Well, the thing is, I went to Ross-Dress-for-Less to get sporty wear so that instead of staying home drinking beer because I could not find any clean sweat pants to wear on a walk, I would have ready sporty wear, and therefore no excuse not to take the dogs to Lighthouse Field which is now a Fraught With Anxiety Outing Because of Rangers with Guns, and Beer Drinking seems now preferable to braving Ranger Related Dangers. (See Team Small Dog posts on Dangerous Rangers.)

So, along with Getting Sporty, I thought I would change my look to Grey Panther look because, well, I'm tired of Preference by L'Oreal at $9.95 a pop because I'm worth it. But there were no Preference by L'Oreal boxes with Grey Hair Color. So, that would mean 3 months of public reddish brown seguing into real grey color hair. Which would be OK, in general, because "Who Cares,Mom?!?" (oblivious sons). But as I have whined about previously, which I shouldn't whine about, because it is a privilege and an honor to teach English composition at De Anza College to well-meaning students most of whom do not speak English, I have to teach a class next quarter and therefore miss 12 weeks of Dirt Night about which I am SO SAD. But I sort of thought, wow, how much sadder the whole thing would be if I have to stand in front of said students (most of whom don't speak English let alone write it did I mention?) with my hair seguing from fake reddish brown to natural iron grey.

So, I thought. (I'm a big thinker.) Perhaps it would be worth it to got to a real Beauty Salon and let the professionals take care of Hair Segueing . Which I did.

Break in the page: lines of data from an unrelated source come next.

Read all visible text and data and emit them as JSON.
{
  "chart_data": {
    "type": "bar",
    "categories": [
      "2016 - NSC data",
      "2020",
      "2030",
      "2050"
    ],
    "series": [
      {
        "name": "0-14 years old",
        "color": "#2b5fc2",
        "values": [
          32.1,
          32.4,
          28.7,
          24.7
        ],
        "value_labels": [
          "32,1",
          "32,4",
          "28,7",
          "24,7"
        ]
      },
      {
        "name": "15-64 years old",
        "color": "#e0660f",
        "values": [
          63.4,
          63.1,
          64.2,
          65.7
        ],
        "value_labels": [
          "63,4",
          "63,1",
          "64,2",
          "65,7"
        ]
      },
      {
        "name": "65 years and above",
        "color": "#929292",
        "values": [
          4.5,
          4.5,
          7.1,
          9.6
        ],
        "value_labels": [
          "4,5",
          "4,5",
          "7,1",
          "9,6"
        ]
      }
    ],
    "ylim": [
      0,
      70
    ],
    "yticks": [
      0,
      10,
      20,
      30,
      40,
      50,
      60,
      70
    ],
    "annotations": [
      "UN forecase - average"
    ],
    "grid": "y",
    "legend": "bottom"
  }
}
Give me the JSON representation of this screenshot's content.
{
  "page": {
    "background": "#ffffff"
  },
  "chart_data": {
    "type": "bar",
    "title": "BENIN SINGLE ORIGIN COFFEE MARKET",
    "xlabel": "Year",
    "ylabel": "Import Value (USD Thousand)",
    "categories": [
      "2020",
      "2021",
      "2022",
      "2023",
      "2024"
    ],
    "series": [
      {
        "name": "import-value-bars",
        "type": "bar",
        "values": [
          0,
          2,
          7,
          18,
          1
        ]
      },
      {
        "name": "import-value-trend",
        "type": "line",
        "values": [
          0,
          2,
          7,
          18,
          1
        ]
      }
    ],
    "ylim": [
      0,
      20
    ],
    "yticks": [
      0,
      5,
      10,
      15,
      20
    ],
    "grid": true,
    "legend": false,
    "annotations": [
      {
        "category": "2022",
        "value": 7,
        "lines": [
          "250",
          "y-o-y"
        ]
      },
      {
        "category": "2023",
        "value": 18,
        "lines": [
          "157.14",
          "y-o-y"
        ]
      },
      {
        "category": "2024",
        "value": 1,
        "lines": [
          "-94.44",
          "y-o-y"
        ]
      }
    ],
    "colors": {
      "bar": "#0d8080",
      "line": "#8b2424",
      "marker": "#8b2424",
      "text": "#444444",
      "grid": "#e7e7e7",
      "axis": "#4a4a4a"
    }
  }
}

And look what happened. And it cost $180. (Check prices before you strike hair deals -- your beauty treatment *might* just *might* cost more than your regular $9.95 Great Clip.) And it took 3 hours. And there was tin foil involved.

So that is why Team Small Dog said you should be nice to me. Thank you Team Small Dog.

And I am striving mightily not to be depressed about how that very $180 was the $180 I thriftily saved by not going to Madera this weekend. Which is also making me feel very Left Out and Sad.

Which just goes to show that age does not necessarily bring wisdom or consumerist savvy.

Which is why I want to be a Grey Panther because well, obviously.

And so I wondered, "Where can I find all those Grey Panthers I heard about when I was a youngster?" I'll leave you to answer the obvious, and to be nice to me about my hair.

But we will wear our Team Small Dog t-shirt at Sunnyvale Bay Team CPE trial and Kick Ass! like we are supposed to! So, life is perfectly good, after all.

Urban Smoothie Read said...

i can't wait to have a trial that allow me to bring 'roasted pork' into the ring...

Elf said...

Oooh, I love dangerous front crosses, too, and anything else that people don't think they can do with their dogs. Jim Basic calls some of these things Cool Factor, although that usually has to do with leaving your dog in the weaves and doing a front cross 40 feet away so that you can avoid a difficult double rear cross. Or serpentining something that everyone else does with 5 front crosses. It helps having classes with Ashley and Luka to inspire me.